Vahşi hayvanların yaşadıkları birçok ülkelerde bu hayvanların nesillerini korumak için alınan tedbirlerin yanında ayrıca çevreye, insanlara zarar vermemeleri için etrafları korumalı çitlerle çevrilmiş ve gerekli diğer tedbirler de alınmıştır. Şayet bu hayvanlar buralarda bu tedbirler alınmadan yaşayacaklar ise o zaman da insanların bu bölgelerde yaşamalarına, evler, köyler, mahalleler, beldeler, ilçeler kurulmasına İçişleri Bakanlığımızın izin vermemesi gerekir.
Bu izin verilmesine veya buralarda yerleşim yerlerinin kurulmasına engel olmadıkları halde bu vahşi hayvanlardan insanları koruyan tedbirleri almaya ve bu hayvanların vurulmasına yasak koyan davalı idareler müvekkillerimin murisinin ölümünden sorumludurlar.
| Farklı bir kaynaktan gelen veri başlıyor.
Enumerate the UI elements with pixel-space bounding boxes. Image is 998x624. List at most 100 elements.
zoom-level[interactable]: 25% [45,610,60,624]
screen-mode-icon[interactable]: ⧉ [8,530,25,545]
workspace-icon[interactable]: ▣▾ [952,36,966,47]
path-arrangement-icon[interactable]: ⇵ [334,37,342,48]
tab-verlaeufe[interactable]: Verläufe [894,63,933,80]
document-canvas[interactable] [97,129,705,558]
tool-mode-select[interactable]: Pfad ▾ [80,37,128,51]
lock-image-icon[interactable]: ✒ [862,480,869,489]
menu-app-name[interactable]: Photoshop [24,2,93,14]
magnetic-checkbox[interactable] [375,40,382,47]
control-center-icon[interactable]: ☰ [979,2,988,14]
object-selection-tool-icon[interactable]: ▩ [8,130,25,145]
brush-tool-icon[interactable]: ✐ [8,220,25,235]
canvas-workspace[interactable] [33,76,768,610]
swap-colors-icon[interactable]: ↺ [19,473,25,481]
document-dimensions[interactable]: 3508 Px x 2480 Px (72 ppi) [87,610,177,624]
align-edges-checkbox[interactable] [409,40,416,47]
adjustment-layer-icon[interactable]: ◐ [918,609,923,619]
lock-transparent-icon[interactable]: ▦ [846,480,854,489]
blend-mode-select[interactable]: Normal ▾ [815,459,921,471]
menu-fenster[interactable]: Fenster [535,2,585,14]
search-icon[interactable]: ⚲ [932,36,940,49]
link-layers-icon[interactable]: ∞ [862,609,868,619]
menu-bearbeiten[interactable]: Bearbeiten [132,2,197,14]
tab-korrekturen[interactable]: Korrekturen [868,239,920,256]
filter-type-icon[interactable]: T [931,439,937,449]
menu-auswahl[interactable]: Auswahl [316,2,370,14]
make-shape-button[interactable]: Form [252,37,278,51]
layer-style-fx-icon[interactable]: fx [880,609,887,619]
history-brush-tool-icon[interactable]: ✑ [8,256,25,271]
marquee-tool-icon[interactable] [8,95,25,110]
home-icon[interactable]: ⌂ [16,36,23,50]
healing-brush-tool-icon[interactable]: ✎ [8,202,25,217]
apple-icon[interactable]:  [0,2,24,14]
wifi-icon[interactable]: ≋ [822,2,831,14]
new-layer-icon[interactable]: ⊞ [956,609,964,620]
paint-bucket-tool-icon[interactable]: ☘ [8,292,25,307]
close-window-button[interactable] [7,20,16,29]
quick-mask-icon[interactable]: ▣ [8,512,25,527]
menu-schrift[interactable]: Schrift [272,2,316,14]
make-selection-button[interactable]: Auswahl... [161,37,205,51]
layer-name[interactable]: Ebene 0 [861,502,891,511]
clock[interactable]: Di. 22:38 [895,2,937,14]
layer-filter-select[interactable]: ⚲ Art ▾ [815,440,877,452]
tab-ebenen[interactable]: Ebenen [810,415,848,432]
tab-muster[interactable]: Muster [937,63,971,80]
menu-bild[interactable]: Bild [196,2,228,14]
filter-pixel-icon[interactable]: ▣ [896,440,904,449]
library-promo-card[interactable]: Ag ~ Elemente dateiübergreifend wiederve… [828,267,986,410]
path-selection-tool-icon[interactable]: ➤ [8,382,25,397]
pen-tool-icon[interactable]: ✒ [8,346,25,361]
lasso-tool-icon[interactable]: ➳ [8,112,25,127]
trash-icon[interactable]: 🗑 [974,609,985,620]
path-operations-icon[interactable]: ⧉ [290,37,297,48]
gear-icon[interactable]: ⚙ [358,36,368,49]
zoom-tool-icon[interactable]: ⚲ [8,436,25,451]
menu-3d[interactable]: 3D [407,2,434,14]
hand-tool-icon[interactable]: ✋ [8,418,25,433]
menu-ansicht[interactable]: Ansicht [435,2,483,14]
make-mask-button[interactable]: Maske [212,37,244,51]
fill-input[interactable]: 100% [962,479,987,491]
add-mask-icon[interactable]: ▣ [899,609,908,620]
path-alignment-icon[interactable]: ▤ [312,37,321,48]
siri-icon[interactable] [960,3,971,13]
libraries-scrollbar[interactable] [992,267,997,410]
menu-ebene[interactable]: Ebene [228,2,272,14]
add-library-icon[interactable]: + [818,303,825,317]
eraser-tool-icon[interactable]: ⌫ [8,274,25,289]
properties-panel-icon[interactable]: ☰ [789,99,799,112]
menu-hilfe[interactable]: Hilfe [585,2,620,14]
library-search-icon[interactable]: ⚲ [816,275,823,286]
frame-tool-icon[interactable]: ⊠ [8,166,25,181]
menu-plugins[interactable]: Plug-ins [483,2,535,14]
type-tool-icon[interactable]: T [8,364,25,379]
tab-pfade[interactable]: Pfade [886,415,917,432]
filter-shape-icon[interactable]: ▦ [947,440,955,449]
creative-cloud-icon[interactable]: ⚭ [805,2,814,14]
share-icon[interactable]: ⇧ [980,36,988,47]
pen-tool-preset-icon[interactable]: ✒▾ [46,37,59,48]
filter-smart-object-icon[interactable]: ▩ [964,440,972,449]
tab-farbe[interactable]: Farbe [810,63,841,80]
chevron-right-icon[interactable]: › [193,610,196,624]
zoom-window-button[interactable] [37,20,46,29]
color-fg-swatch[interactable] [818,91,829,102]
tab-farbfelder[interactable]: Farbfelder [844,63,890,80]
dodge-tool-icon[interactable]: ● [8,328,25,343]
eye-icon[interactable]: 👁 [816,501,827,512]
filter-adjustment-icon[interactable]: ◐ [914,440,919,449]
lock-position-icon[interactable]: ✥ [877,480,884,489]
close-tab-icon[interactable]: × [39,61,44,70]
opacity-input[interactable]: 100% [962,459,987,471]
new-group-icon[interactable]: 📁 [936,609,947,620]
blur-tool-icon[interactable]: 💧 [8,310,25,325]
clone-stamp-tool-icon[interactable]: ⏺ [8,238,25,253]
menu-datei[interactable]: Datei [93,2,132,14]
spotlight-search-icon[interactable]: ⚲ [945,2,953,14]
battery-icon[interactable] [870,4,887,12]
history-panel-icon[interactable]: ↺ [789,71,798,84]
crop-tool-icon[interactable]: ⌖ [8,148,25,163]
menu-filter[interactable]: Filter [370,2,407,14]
Kaldı ki, davalı idarelerin kusurları açık olmasına rağmen bir an için kusurlu olmadıklarını kabul etsek dahi, kusursuz sorumluluk ilkesi gereğince de müvekkillerimin zararlarının idarece karşılanması gerekir. Doğanın dengesinin sağlanması, bozulmaması tabidir ki devletçe sağlanmalıdır. Tüm ülkemiz için gerekli olan korunmasının faturası sadece birilerine çıkarılamaz. Sosyal devlet ilkesi gereğince paylaşılmalıdır. Nasıl ki deprem felaketi sonrası ortaya çıkan mağduriyet halkımızın tamamı tarafından, yani devletimizce ödeniyorsa ki doğru bir davranıştır. Bugün ülkemizde Çat-Yavi’de olduğu gibi teröristlerin öldürdüğü vatandaşlarımızın ailelerine devletimizce de ödeniyorsa, bu da doğru sosyal devlet olmanın bir gereğidir. Yine nasıl ki yapılan saldırılarda ölenlerin PKK ile özel husumeti yoksa, bizim olayımızda da devletin korumaya aldığı ayılarla müvekkillerimin murislerinin bir husumeti bulunmamaktadır. İnsanların evlerine, bahçelerine kadar gelerek önüne çıkana saldırmaktadır. Akraba olmayan Ömer Yılmaz gibi Miyase Yılmaz’a saldırarak ölümüne sebep olmuştur.”
Saldırgan ayı Yeşilyurt köyünde önce bir bahçede otlayan ata saldırmıştı. Atın tepki vermesi üzerine uzaklaşan ayı, üç bahçe aşağıda pekmez yapmak için dut toplamaya giden 71 yaşındaki Miyase Yılmaz’a saldırmıştı. Boz ayı dört çocuk annesi Yılmaz’ı vücudunun çeşitli yerlerinden ısırarak öldürmüştü. Yılmaz’ı üç bahçe aşağıya sürükleyen ayı, 2 kilometre ileride bahçesinde oturan Ömer Yılmaz’a (62) da arkadan saldırmıştı. Ömer Yılmaz’ın da bahçesine dut toplamak için gittiği ve oturduğu yerde ayının ensesinden ve kolundan ısırarak öldürdüğü tespit edilmişti. Ömer Yılmaz’ın eşi Sebahat Yılmaz, çocukları Ömer Faruk, kızı Naciye Sinem ve oğlu Hüseyin Yılmaz tarafından Erzurum 2. Asliye Hukuk Mahkemesi’nde 132 bin, Miyase Yılmaz’ın çocukları Abdullah Yılmaz, Hüseyin, Necdet ve Ahmet Yılmaz tarafından da Çevre ve Orman Bakanlığı ile İçişleri Bakanlığı’na 3. Asliye Hukuk Mahkemesi’nde 120 bin TL maddi ve manevi tazminat davası açılmıştı.